Pieter Abbeel, a UC Berkeley professor and CITRIS researcher known for his novel work in the field of machine learning in robotics – including robots that can fold laundry – has been named to a prestigious list of 35 of the world’s top young innovators by Technology Review magazine. (Read his TR35 profile here). The honored innovators are all under the age of 35, and work in wide-ranging research fields that include energy, medicine, computing, communications and nanotechnology.
Abbeel, an assistant professor in the Department of Electrical Engineering and Computer Sciences, is being recognized for his research in algorithms that enable robots to learn new tasks. Abbeel has focused on applying his machine-learning research to surgical and personal robotics. Abbeel’s team has enabled robots to perform such concrete skills as tying surgical knots or folding towels and socks. (View a video of the towel-folding robot.) To complete those tasks, robots must be able to view irregular objects – such as a crumpled pile of laundry – identify and pick out the target items and then determine how to correctly manipulate them.

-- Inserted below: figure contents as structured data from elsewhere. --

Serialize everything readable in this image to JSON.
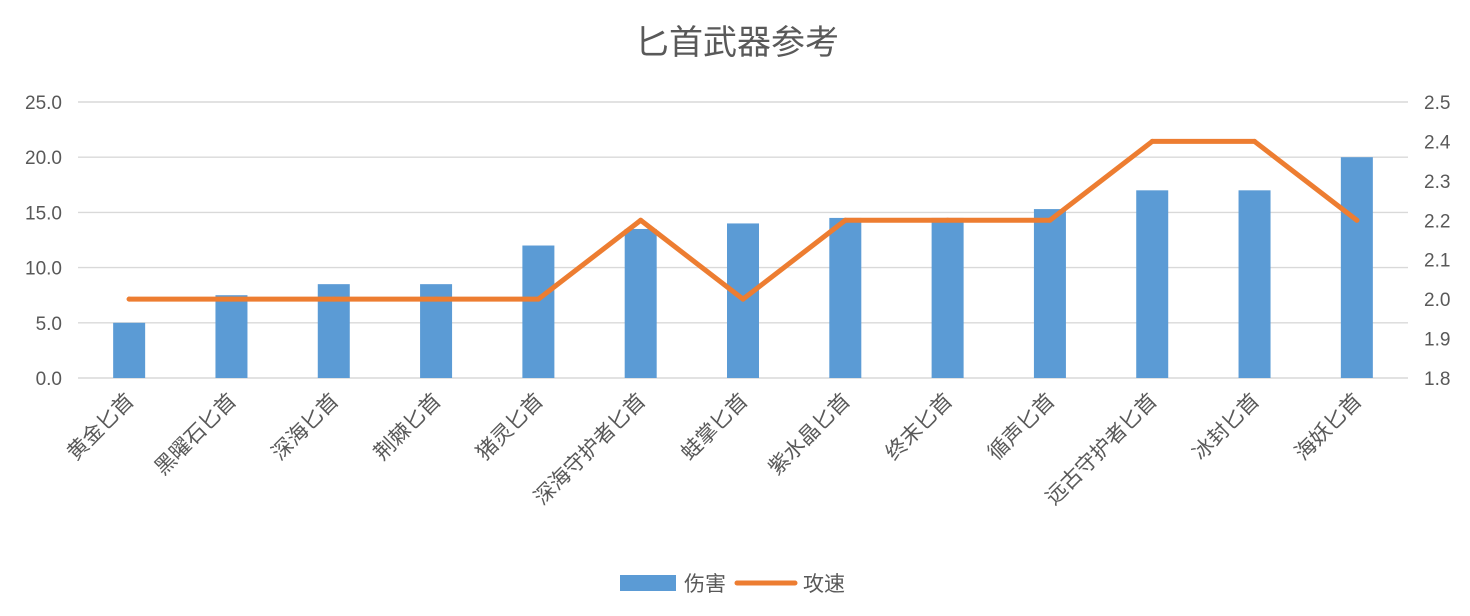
{
  "chart_data": {
    "type": "bar",
    "title": "匕首武器参考",
    "categories": [
      "黄金匕首",
      "黑曜石匕首",
      "深海匕首",
      "荆棘匕首",
      "猪灵匕首",
      "深海守护者匕首",
      "蛙掌匕首",
      "紫水晶匕首",
      "终末匕首",
      "循声匕首",
      "远古守护者匕首",
      "冰封匕首",
      "海妖匕首"
    ],
    "series": [
      {
        "name": "伤害",
        "type": "bar",
        "axis": "left",
        "color": "#5b9bd5",
        "values": [
          5.0,
          7.5,
          8.5,
          8.5,
          12.0,
          13.5,
          14.0,
          14.5,
          14.5,
          15.3,
          17.0,
          17.0,
          20.0
        ]
      },
      {
        "name": "攻速",
        "type": "line",
        "axis": "right",
        "color": "#ed7d31",
        "values": [
          2.0,
          2.0,
          2.0,
          2.0,
          2.0,
          2.2,
          2.0,
          2.2,
          2.2,
          2.2,
          2.4,
          2.4,
          2.2
        ]
      }
    ],
    "y_left": {
      "ylim": [
        0,
        25
      ],
      "ticks": [
        "0.0",
        "5.0",
        "10.0",
        "15.0",
        "20.0",
        "25.0"
      ]
    },
    "y_right": {
      "ylim": [
        1.8,
        2.5
      ],
      "ticks": [
        "1.8",
        "1.9",
        "2.0",
        "2.1",
        "2.2",
        "2.3",
        "2.4",
        "2.5"
      ]
    },
    "grid": true,
    "legend": "bottom"
  }
}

Abbeel has demonstrated his robot’s abilities at the CITRIS Headquarters on numerous occasions, including the most recent Cal Day.
He is collaborating with heart surgeon Douglas Boyd at UC Davis to identify the most useful contributions a robotic device could make in the surgical setting. Telesurgery might be used to perform fairly routine but urgent procedures when a surgeon can’t get to the hospital in time.
Abbeel credits CITRIS with launching his early-stage collaboration with cardiosurgeon Boyd. “We met at a CITRIS health care workshop that brought together scientists with different interests and skills. We decided to work together so we could develop applications that are useful in the most critical surgical areas.”
Abbeel works on the seventh floor of Sutardja Dai Hall hosts an open robot platform that was designed and built by Willow Garage—the Personal Robot 2 (PR2). This robot has a mobile base, two arms, a variety of sensors, and 16 CPU cores for computation. Its software is the open-source Robot Operating System, or ROS, that offers full control of the PR2, including libraries for navigation, manipulation, and perception. Surrounding the robotics laboratory are two student collaboratory offices that allow students working on a large variety of projects, both theoretical and applied, to self-assemble into informal working teams solving similar types of problems.